Dr Zoe Rivers is a recently qualified consultant working in histopathology at the East Suffolk and North Essex NHS Foundation Trust. Since June 2022, Zoe has participated in 42 science communication events involving greater than 1800 school students, ranging in age from 5 to 16 years. Throughout her time as a pathology trainee, Zoe volunteered many hours to developing and delivering a range of activities aimed at inspiring young people about careers in pathology.

She created a virtual session on the journey of an appendix through a histopathology laboratory, bringing this to life for primary school children using soft toys (namely a ‘patient’ called Lenny the Lion) and clay. Zoe presented this online, interactive session 35 times between summer 2022 and summer 2023. She also delivered five hands-on in-person activities for primary school students about the skeletal, digestive and cardiovascular systems.  These sessions introduced key science concepts, using plastic anatomy models and household objects to help bring the subject to life. Zoe collaborated with several primary school teachers, to ensure that the information was presented in an engaging way, at an appropriate level and to link in with the National Curriculum’s Science Programme.

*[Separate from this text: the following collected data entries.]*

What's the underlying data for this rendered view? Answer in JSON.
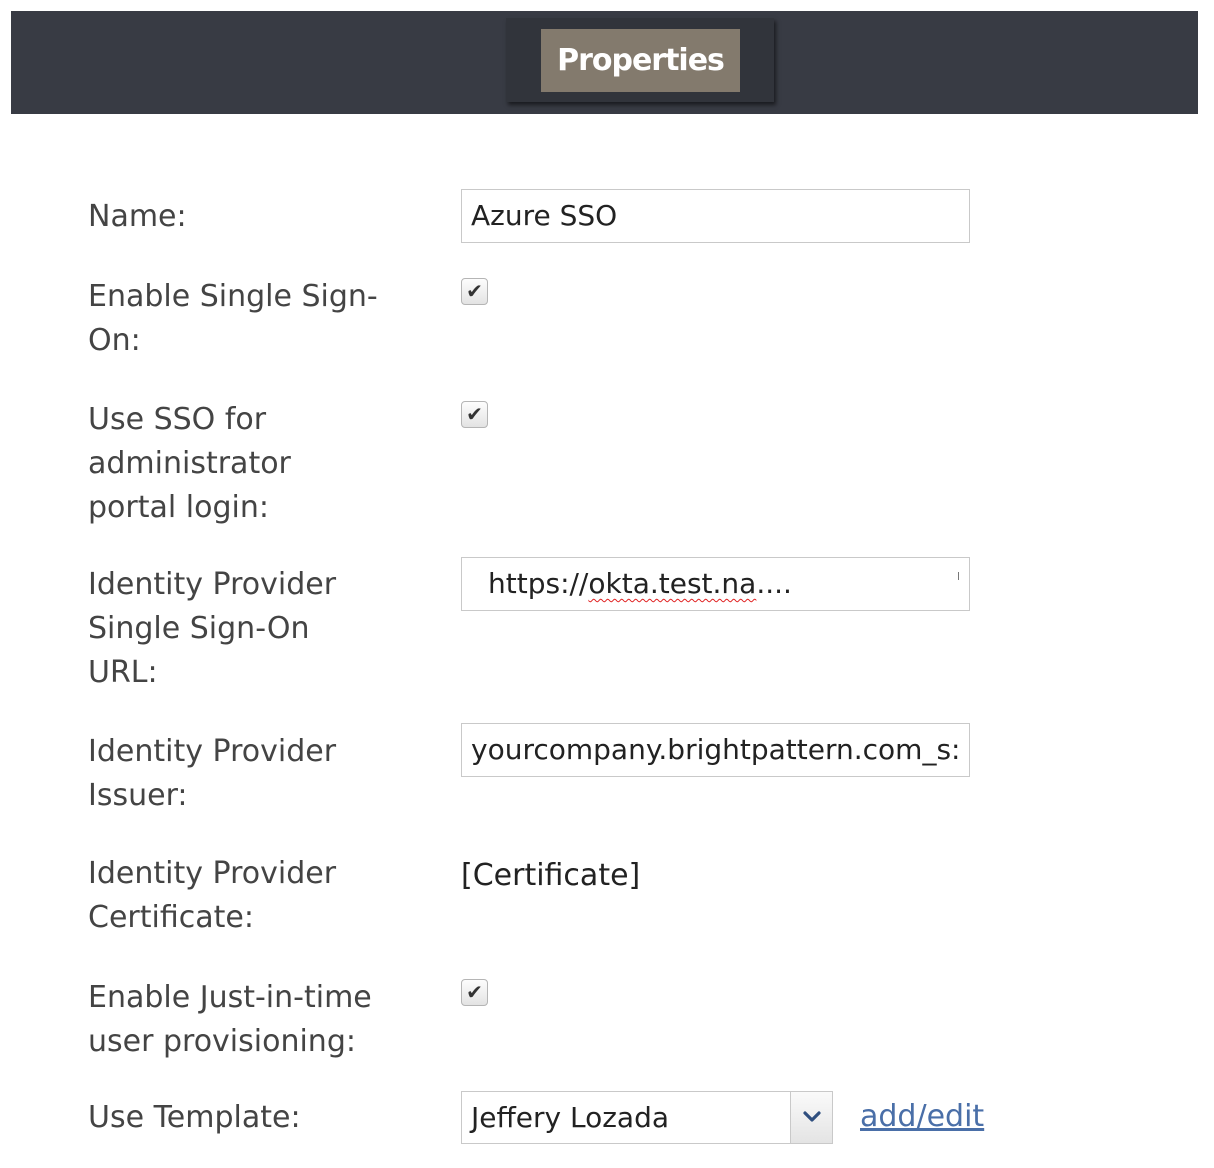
{
  "header": {
    "tab_label": "Properties"
  },
  "form": {
    "name": {
      "label": "Name:",
      "value": "Azure SSO"
    },
    "enable_sso": {
      "label": "Enable Single Sign-On:",
      "checked": true,
      "check_glyph": "✔"
    },
    "admin_portal_sso": {
      "label": "Use SSO for administrator portal login:",
      "checked": true,
      "check_glyph": "✔"
    },
    "idp_sso_url": {
      "label": "Identity Provider Single Sign-On URL:",
      "value_prefix": "https://",
      "value_squiggled": "okta.test.na",
      "value_suffix": "...."
    },
    "idp_issuer": {
      "label": "Identity Provider Issuer:",
      "value": "yourcompany.brightpattern.com_s:"
    },
    "idp_certificate": {
      "label": "Identity Provider Certificate:",
      "value": "[Certificate]"
    },
    "jit_provisioning": {
      "label": "Enable Just-in-time user provisioning:",
      "checked": true,
      "check_glyph": "✔"
    },
    "template": {
      "label": "Use Template:",
      "selected": "Jeffery Lozada",
      "link_label": "add/edit"
    }
  },
  "icons": {
    "checkbox": "checkmark-icon",
    "dropdown": "chevron-down-icon"
  },
  "colors": {
    "header_bg": "#383b44",
    "tab_bg": "#837a6d",
    "link": "#4a6fa8"
  }
}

Zoe is also a STEM Ambassador and through this scheme has delivered her virtual activities for school students around the UK, from remote and rural schools in Scotland to inner-city schools in London. She has recently accepted the role of ‘Enterprise Advisor’ for New Anglia Careers Hub, offering an opportunity for her to develop her science communication events for secondary school children and to inspire students to consider jobs within Pathology when thinking about their career options.

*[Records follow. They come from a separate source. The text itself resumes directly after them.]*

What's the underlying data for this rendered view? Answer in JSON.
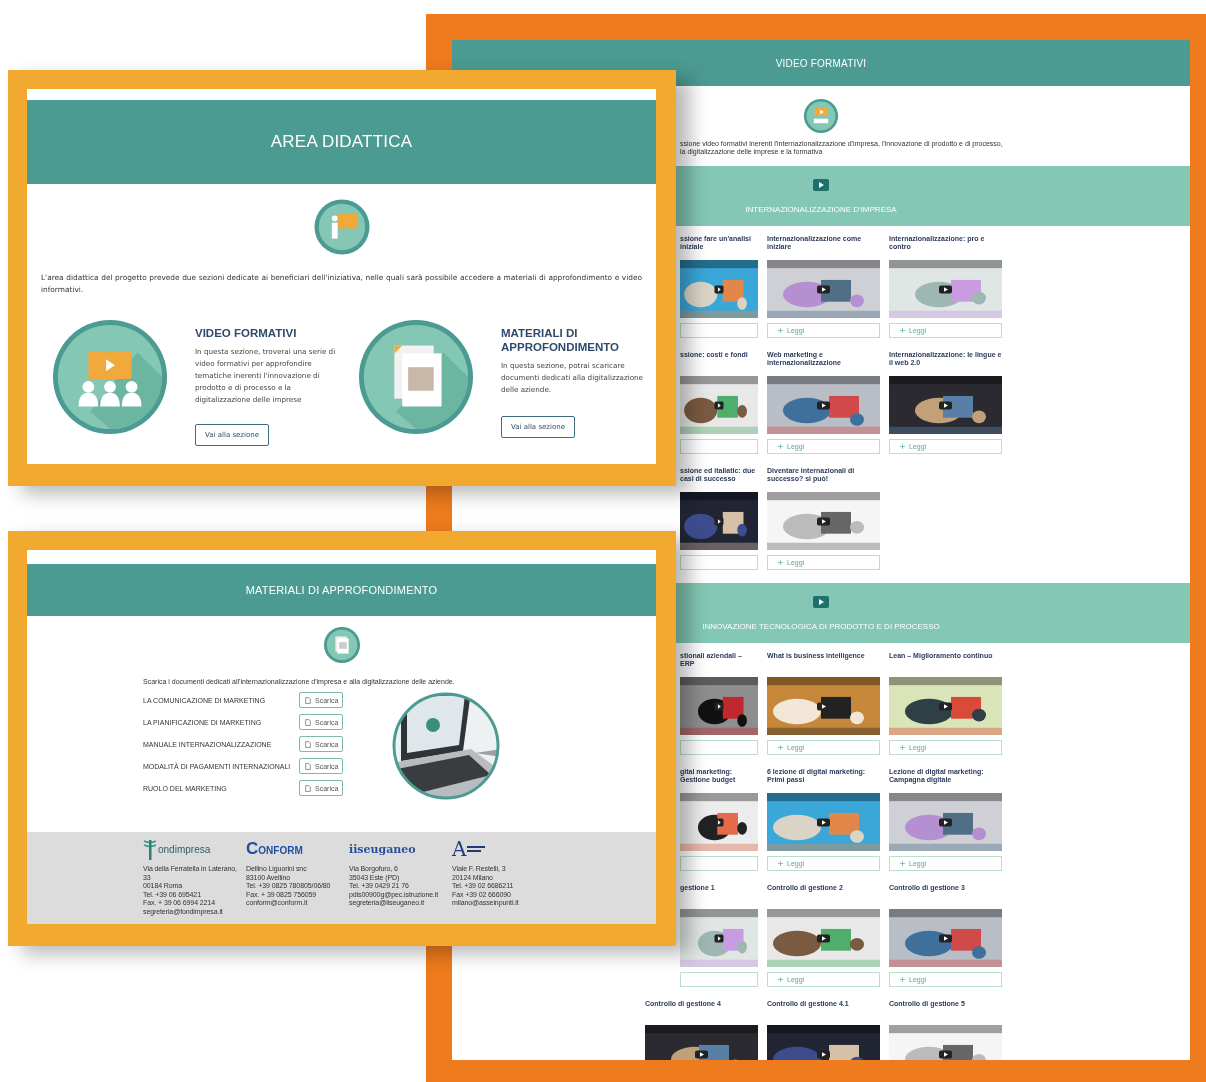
{
  "video_page": {
    "title": "VIDEO FORMATIVI",
    "description": "ssione video formativi inerenti l'internazionalizzazione d'impresa, l'innovazione di prodotto e di processo, la digitalizzazione delle imprese e la formativa",
    "sections": [
      {
        "title": "INTERNAZIONALIZZAZIONE D'IMPRESA",
        "videos": [
          {
            "kind": "cut",
            "title": "ssione fare un'analisi iniziale"
          },
          {
            "kind": "full",
            "title": "Internazionalizzazione come iniziare",
            "button": "Leggi"
          },
          {
            "kind": "full",
            "title": "Internazionalizzazione: pro e contro",
            "button": "Leggi"
          },
          {
            "kind": "cut",
            "title": "ssione: costi e fondi"
          },
          {
            "kind": "full",
            "title": "Web marketing e internazionalizzazione",
            "button": "Leggi"
          },
          {
            "kind": "full",
            "title": "Internazionalizzazione: le lingue e il web 2.0",
            "button": "Leggi"
          },
          {
            "kind": "cut",
            "title": "ssione ed italiatic: due casi di successo"
          },
          {
            "kind": "full",
            "title": "Diventare internazionali di successo? si può!",
            "button": "Leggi"
          }
        ]
      },
      {
        "title": "INNOVAZIONE TECNOLOGICA DI PRODOTTO E DI PROCESSO",
        "videos": [
          {
            "kind": "cut",
            "title": "stionali aziendali – ERP"
          },
          {
            "kind": "full",
            "title": "What is business intelligence",
            "button": "Leggi"
          },
          {
            "kind": "full",
            "title": "Lean – Miglioramento continuo",
            "button": "Leggi"
          },
          {
            "kind": "cut",
            "title": "gital marketing: Gestione budget"
          },
          {
            "kind": "full",
            "title": "6 lezione di digital marketing: Primi passi",
            "button": "Leggi"
          },
          {
            "kind": "full",
            "title": "Lezione di digital marketing: Campagna digitale",
            "button": "Leggi"
          },
          {
            "kind": "cut",
            "title": "gestione 1"
          },
          {
            "kind": "full",
            "title": "Controllo di gestione 2",
            "button": "Leggi"
          },
          {
            "kind": "full",
            "title": "Controllo di gestione 3",
            "button": "Leggi"
          },
          {
            "kind": "full",
            "title": "Controllo di gestione 4"
          },
          {
            "kind": "full",
            "title": "Controllo di gestione 4.1"
          },
          {
            "kind": "full",
            "title": "Controllo di gestione 5"
          }
        ]
      }
    ]
  },
  "area_page": {
    "title": "AREA DIDATTICA",
    "intro": "L'area didattica del progetto prevede due sezioni dedicate ai beneficiari dell'iniziativa, nelle quali sarà possibile accedere a materiali di approfondimento e video informativi.",
    "features": [
      {
        "kind": "video",
        "title": "VIDEO FORMATIVI",
        "description": "In questa sezione, troverai una serie di video formativi per approfondire tematiche inerenti l'innovazione di prodotto e di processo e la digitalizzazione delle imprese",
        "button": "Vai alla sezione"
      },
      {
        "kind": "documents",
        "title": "MATERIALI DI APPROFONDIMENTO",
        "description": "In questa sezione, potrai scaricare documenti dedicati alla digitalizzazione delle aziende.",
        "button": "Vai alla sezione"
      }
    ]
  },
  "materials_page": {
    "title": "MATERIALI DI APPROFONDIMENTO",
    "intro": "Scarica i documenti dedicati all'internazionalizzazione d'impresa e alla digitalizzazione delle aziende.",
    "documents": [
      {
        "label": "LA COMUNICAZIONE DI MARKETING",
        "button": "Scarica"
      },
      {
        "label": "LA PIANIFICAZIONE DI MARKETING",
        "button": "Scarica"
      },
      {
        "label": "MANUALE INTERNAZIONALIZZAZIONE",
        "button": "Scarica"
      },
      {
        "label": "MODALITÀ DI PAGAMENTI INTERNAZIONALI",
        "button": "Scarica"
      },
      {
        "label": "RUOLO DEL MARKETING",
        "button": "Scarica"
      }
    ],
    "footer": [
      {
        "kind": "fondimpresa",
        "logo": "ondimpresa",
        "address": [
          "Via della Ferratella in Laterano, 33",
          "00184 Roma",
          "Tel. +39 06 695421",
          "Fax. + 39 06 6994 2214",
          "segreteria@fondimpresa.it"
        ]
      },
      {
        "kind": "conform",
        "logo": "CONFORM",
        "address": [
          "Dellino Liguorini snc",
          "83100 Avellino",
          "Tel. +39 0825 780805/06/80",
          "Fax. + 39 0825 756059",
          "conform@conform.it"
        ]
      },
      {
        "kind": "school",
        "logo": "iiseuganeo",
        "address": [
          "Via Borgofuro, 6",
          "35043 Este (PD)",
          "Tel. +39 0429 21 76",
          "pdis00900g@pec.istruzione.it",
          "segreteria@iiseuganeo.it"
        ]
      },
      {
        "kind": "mark",
        "logo": "A",
        "address": [
          "Viale F. Restelli, 3",
          "20124 Milano",
          "Tel. +39 02 6686211",
          "Fax +39 02 666090",
          "milano@asseinpunti.it"
        ]
      }
    ]
  }
}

In 2019, Zoe wrote an article for the RCPath’s Bulletin about one of her teaching sessions. The article inspired some of my colleagues to host teaching sessions for local schools. Zoe supported these colleagues by giving advice and loaning them resources for their events.

Q&A with Zoe

  • How do you feel about winning this year’s RCPath Science Communication Prize? 
    I am delighted to have been selected as this year’s winner in the trainee category of the RCPath Science Communication Prize. It is amazing to have my in-person and virtual interactive science sessions recognised and appreciated.
  • Why did you enter this year's competition? 
    As someone who didn’t excel at school, finding more academic subjects challenging, I am passionate about bringing science to life for students in a fun and engaging way. I entered this year’s competition in the hope of showing colleagues the difference they can make to young people’s education by volunteering a few hours of their time to local schools. Students love hearing real life stories and getting involved with hands-on science experiments. 
  • What would you say to anyone who is considering entering this competition? 
    My advice would be to apply. I didn’t think I would be successful, but I was! This competition is important as it highlights the incredible science communication events that are happening nationally and emphasises the importance of public engagement to help raise awareness of Pathology Services.